As the retreat progressed, I realised that the task of writing daily, several times a day, was clarifying my practice as a recently qualified Healing Diets Nutritional Consultant. Recounting my food memories revealed a potential blueprint for working in a community setting alongside the traditional one-to-one nutritionist/client model.
The writing programme also offered a number of opportunities to connect, network and buddy up for the purposes of reflecting and feeding back to one another.
My various conversations about research and methodology with retreat participants, some of whom were SCAF’s senior members of staff, taught me the elementary practice of formulating a clear question about what I wanted to find out and understand. In my writing, I kept coming back to how much I wanted to collaborate with women of colour and women experiencing marginalisation, while also building social capacity and improving health.

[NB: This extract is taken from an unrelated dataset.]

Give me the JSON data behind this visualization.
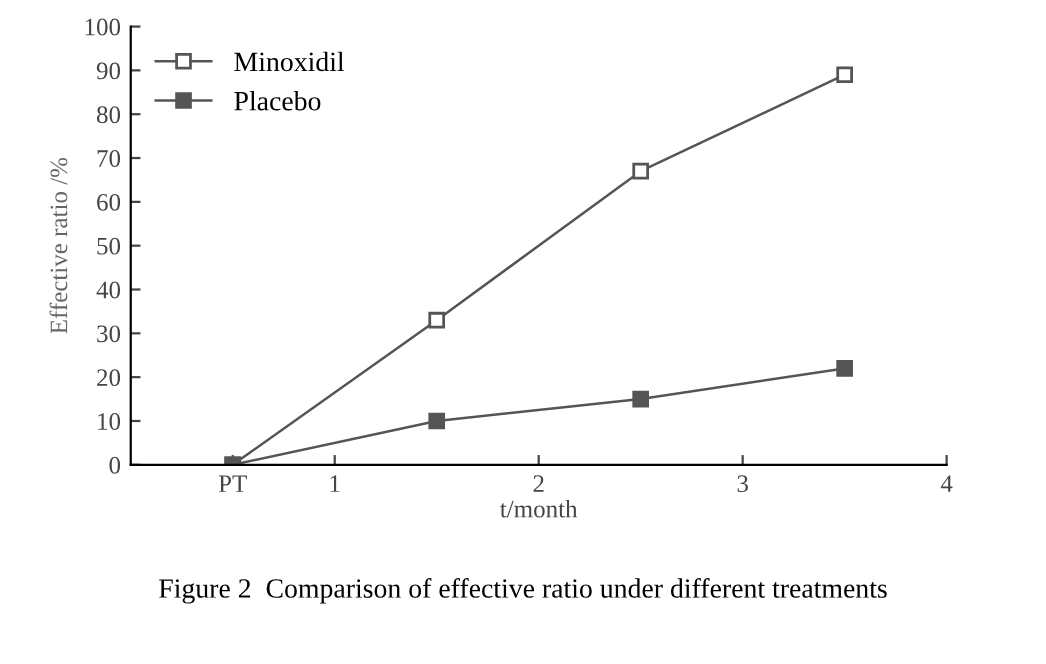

Questions concerning the authoring of public health and community health were taking on a new light in my process of understanding how I wanted to support people with health issues seeking transformation through food and behaviour change. It was becoming increasingly clear to me that my mission of supporting people’s health could be effectively mediated through their food stories and the creation of new culinary narratives rooted in heritage and health and backed with robust evaluation.

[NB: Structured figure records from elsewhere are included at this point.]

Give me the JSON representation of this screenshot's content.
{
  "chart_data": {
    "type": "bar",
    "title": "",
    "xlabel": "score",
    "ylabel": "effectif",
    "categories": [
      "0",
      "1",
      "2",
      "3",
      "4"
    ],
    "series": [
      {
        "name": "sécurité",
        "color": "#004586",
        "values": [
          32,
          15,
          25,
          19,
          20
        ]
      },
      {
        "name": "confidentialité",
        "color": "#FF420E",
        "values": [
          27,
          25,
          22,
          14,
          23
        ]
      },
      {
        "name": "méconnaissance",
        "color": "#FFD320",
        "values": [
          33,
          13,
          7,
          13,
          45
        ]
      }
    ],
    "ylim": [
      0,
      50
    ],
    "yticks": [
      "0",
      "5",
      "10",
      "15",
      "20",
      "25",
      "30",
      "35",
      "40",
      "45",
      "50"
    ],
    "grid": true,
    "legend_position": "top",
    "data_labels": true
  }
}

On a personal level, writing about my childhood memories of food and food insecurity were a means for me to give a voice to what had stayed silent and to begin to process those personal experiences consciously.
By writing, I was celebrating and bringing into the foreground an awareness of the rich cultural heritage and influences woven in my identity. Writing was becoming my act of resistance to repair and acknowledge the difficulties, and challenges in my life.
About the author
Satya Dunning is based in Glasgow. She recently took part in the SCAF's June Residential Writing Retreat. She is a Community Activator with GCFN, Freelance Movement & Emotional Literacy Facilitator, and Healing Diets Nutritional Consultant (trained at the School of Natural Medicine).
This blog is authored by a SCAF member and may not reflect the views and opinions of the wider SCAF membership.